In the past ten years or so, any article, seminar or blog post on negotiations seems to focus on “kinder, gentler, negotiations”. It’s all “win-win” negotiations now, and nobody gets the better of anybody. Planner and supplier discuss their needs, and work out a kumbaya-style agreement, after which they stroll arm and arm into the sunset. It’s the equivalent of every kid on every team getting the same trophy in little league, regardless of whether they came in first place or last. It sounds nice in theory, but it doesn’t reflect the realities of our world.
Or we hear “it’s about building relationships”, but in reality suppliers care a lot more about relationships when it’s a buyers’ market. When demand is through the roof and the tables are turned, however, a venue sales manager will rarely give up a more lucrative piece of business in order to preserve a “relationship”. Most of the time they couldn’t do so even if they wanted to; they’re under a mandate to maximize revenue.
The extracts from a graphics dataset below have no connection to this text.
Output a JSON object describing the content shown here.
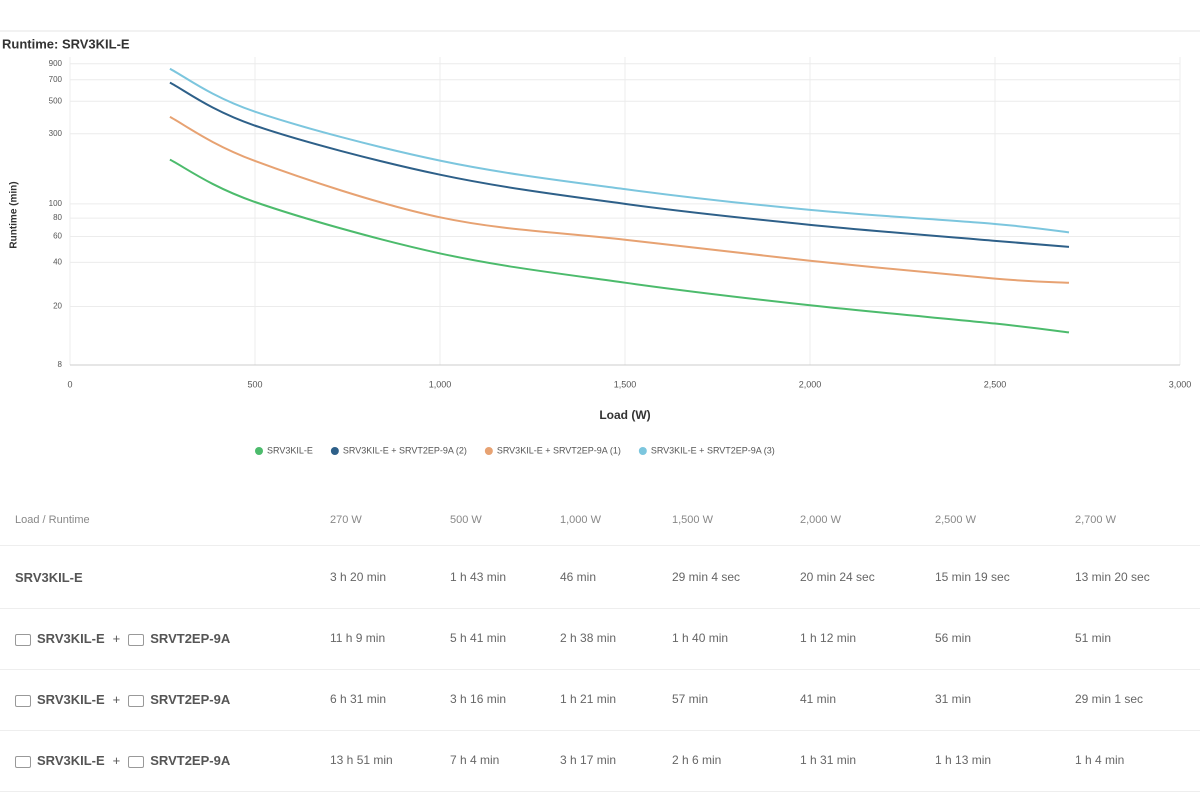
{
  "chart_data": {
    "type": "line",
    "title": "Runtime: SRV3KIL-E",
    "x_label": "Load (W)",
    "y_label": "Runtime (min)",
    "x": [
      270,
      500,
      1000,
      1500,
      2000,
      2500,
      2700
    ],
    "series": [
      {
        "name": "SRV3KIL-E",
        "color": "#4cbb6c",
        "values": [
          200,
          103,
          46,
          29.07,
          20.4,
          15.32,
          13.33
        ]
      },
      {
        "name": "SRV3KIL-E + SRVT2EP-9A (2)",
        "color": "#2e6089",
        "values": [
          669,
          341,
          158,
          100,
          72,
          56,
          51
        ]
      },
      {
        "name": "SRV3KIL-E + SRVT2EP-9A (1)",
        "color": "#e7a272",
        "values": [
          391,
          196,
          81,
          57,
          41,
          31,
          29.02
        ]
      },
      {
        "name": "SRV3KIL-E + SRVT2EP-9A (3)",
        "color": "#7cc6de",
        "values": [
          831,
          424,
          197,
          126,
          91,
          73,
          64
        ]
      }
    ],
    "xlim": [
      0,
      3000
    ],
    "xticks": [
      0,
      500,
      {
        "value": 1000,
        "label": "1,000"
      },
      {
        "value": 1500,
        "label": "1,500"
      },
      {
        "value": 2000,
        "label": "2,000"
      },
      {
        "value": 2500,
        "label": "2,500"
      },
      {
        "value": 3000,
        "label": "3,000"
      }
    ],
    "ylim": [
      8,
      1000
    ],
    "yscale": "log",
    "yticks": [
      8,
      20,
      40,
      60,
      80,
      100,
      300,
      500,
      700,
      900
    ],
    "grid": true,
    "legend": "bottom"
  },
  "table": {
    "header": [
      "Load / Runtime",
      "270 W",
      "500 W",
      "1,000 W",
      "1,500 W",
      "2,000 W",
      "2,500 W",
      "2,700 W"
    ],
    "rows": [
      {
        "label": [
          "SRV3KIL-E"
        ],
        "cells": [
          "3 h 20 min",
          "1 h 43 min",
          "46 min",
          "29 min 4 sec",
          "20 min 24 sec",
          "15 min 19 sec",
          "13 min 20 sec"
        ]
      },
      {
        "label": [
          "SRV3KIL-E",
          "+",
          "SRVT2EP-9A"
        ],
        "cells": [
          "11 h 9 min",
          "5 h 41 min",
          "2 h 38 min",
          "1 h 40 min",
          "1 h 12 min",
          "56 min",
          "51 min"
        ]
      },
      {
        "label": [
          "SRV3KIL-E",
          "+",
          "SRVT2EP-9A"
        ],
        "cells": [
          "6 h 31 min",
          "3 h 16 min",
          "1 h 21 min",
          "57 min",
          "41 min",
          "31 min",
          "29 min 1 sec"
        ]
      },
      {
        "label": [
          "SRV3KIL-E",
          "+",
          "SRVT2EP-9A"
        ],
        "cells": [
          "13 h 51 min",
          "7 h 4 min",
          "3 h 17 min",
          "2 h 6 min",
          "1 h 31 min",
          "1 h 13 min",
          "1 h 4 min"
        ]
      }
    ]
  }
}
As I sit here preparing for tomorrow’s webinar (Tuesday, Feb 14th, 1 pm EST) on “Negotiating With Venues“, I can’t help being struck by how nobody wants to talk about it, but here’s the ugly truth: there are winners and losers in the negotiation process. The winners are those that enter the negotiations with the most information about market pricing, and the losers are the ones who go in with little more than the naive notion that because the other side does not want to take advantage of them, they’ll get a fair deal.
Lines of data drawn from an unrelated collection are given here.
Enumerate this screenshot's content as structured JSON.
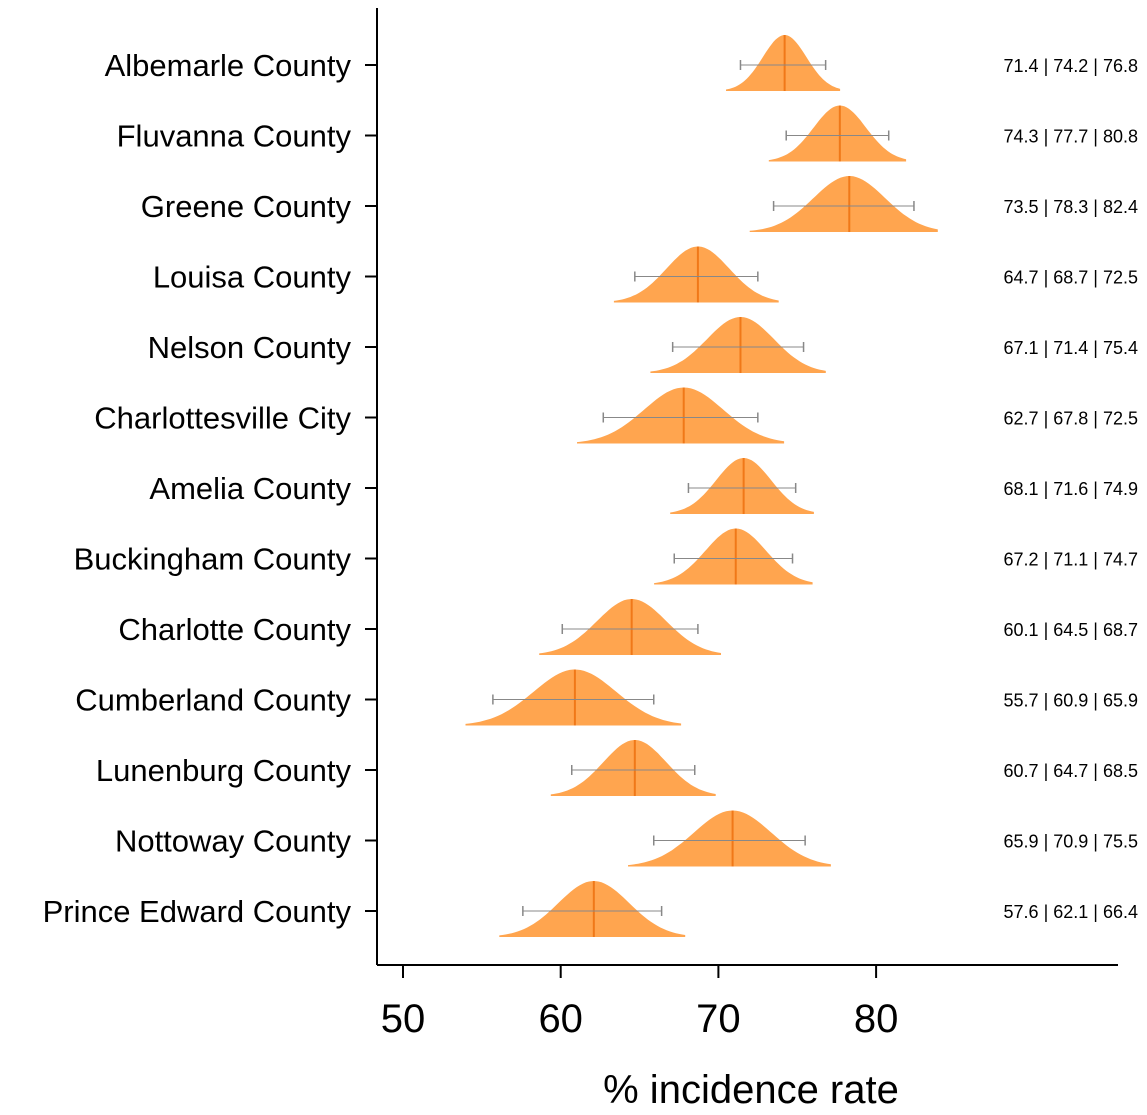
{
  "chart_data": {
    "type": "ridgeline-interval",
    "title": "",
    "xlabel": "% incidence rate",
    "ylabel": "",
    "xlim": [
      48.5,
      95
    ],
    "x_ticks": [
      50,
      60,
      70,
      80
    ],
    "grid": false,
    "colors": {
      "fill": "#FFA54F",
      "median": "#F07818",
      "whisker": "#888888",
      "axis": "#000000"
    },
    "rows": [
      {
        "name": "Albemarle County",
        "low": 71.4,
        "median": 74.2,
        "high": 76.8,
        "label": "71.4 | 74.2 | 76.8"
      },
      {
        "name": "Fluvanna County",
        "low": 74.3,
        "median": 77.7,
        "high": 80.8,
        "label": "74.3 | 77.7 | 80.8"
      },
      {
        "name": "Greene County",
        "low": 73.5,
        "median": 78.3,
        "high": 82.4,
        "label": "73.5 | 78.3 | 82.4"
      },
      {
        "name": "Louisa County",
        "low": 64.7,
        "median": 68.7,
        "high": 72.5,
        "label": "64.7 | 68.7 | 72.5"
      },
      {
        "name": "Nelson County",
        "low": 67.1,
        "median": 71.4,
        "high": 75.4,
        "label": "67.1 | 71.4 | 75.4"
      },
      {
        "name": "Charlottesville City",
        "low": 62.7,
        "median": 67.8,
        "high": 72.5,
        "label": "62.7 | 67.8 | 72.5"
      },
      {
        "name": "Amelia County",
        "low": 68.1,
        "median": 71.6,
        "high": 74.9,
        "label": "68.1 | 71.6 | 74.9"
      },
      {
        "name": "Buckingham County",
        "low": 67.2,
        "median": 71.1,
        "high": 74.7,
        "label": "67.2 | 71.1 | 74.7"
      },
      {
        "name": "Charlotte County",
        "low": 60.1,
        "median": 64.5,
        "high": 68.7,
        "label": "60.1 | 64.5 | 68.7"
      },
      {
        "name": "Cumberland County",
        "low": 55.7,
        "median": 60.9,
        "high": 65.9,
        "label": "55.7 | 60.9 | 65.9"
      },
      {
        "name": "Lunenburg County",
        "low": 60.7,
        "median": 64.7,
        "high": 68.5,
        "label": "60.7 | 64.7 | 68.5"
      },
      {
        "name": "Nottoway County",
        "low": 65.9,
        "median": 70.9,
        "high": 75.5,
        "label": "65.9 | 70.9 | 75.5"
      },
      {
        "name": "Prince Edward County",
        "low": 57.6,
        "median": 62.1,
        "high": 66.4,
        "label": "57.6 | 62.1 | 66.4"
      }
    ]
  }
}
Planners, by and large, are neither skilled at, nor trained in, sales or negotiations. Sourcing venues and vendors is only part of their jobs. Their strengths are logistics management, creativity, and strategy, and they’re evaluated based on how well their events achieve the organization’s goals.
Most venue sales managers, by contrast, are trained in lead generation, client mapping, pricing mechanics and salesmanship. They are intimately involved in their numbers, and diligently track and slice and dice the trends of every booking, even if informally. They are evaluated based on their sales performance, not by how well the events go in their facilities. For the most part, they want to book the planner’s event at the highest possible revenue level.
The two sides, therefore, have vastly different agendas and bring totally different skills to the table. To be sure, there are plenty of seasoned planners who know the value of their program and exactly what they should be paying. Further, many large corporations have aggregated their event spend and negotiated very favorable terms with venue chains. And there are plenty of venue managers who are asleep at the wheel and ignorant of the supply and demand dynamics affecting their calendars. For the most part, however, it’s not a fair fight. If the two sides were to have a contest on planning acumen, the planner would have the upper hand. But when it comes to negotiation, the planner is competing with the supplier on the supplier’s territory.
The only way the planner can level the playing field is with hard data on what others are paying in that area for similar events. She can start by getting a handle on how much competing venues will charge for the same program. Knowledge is power, and this helps the planner negotiate from a position of strength. Too many planners, unfortunately, don’t bother to do their homework, and under the false pretense of a “win-win” environment, are actually paying more than they should.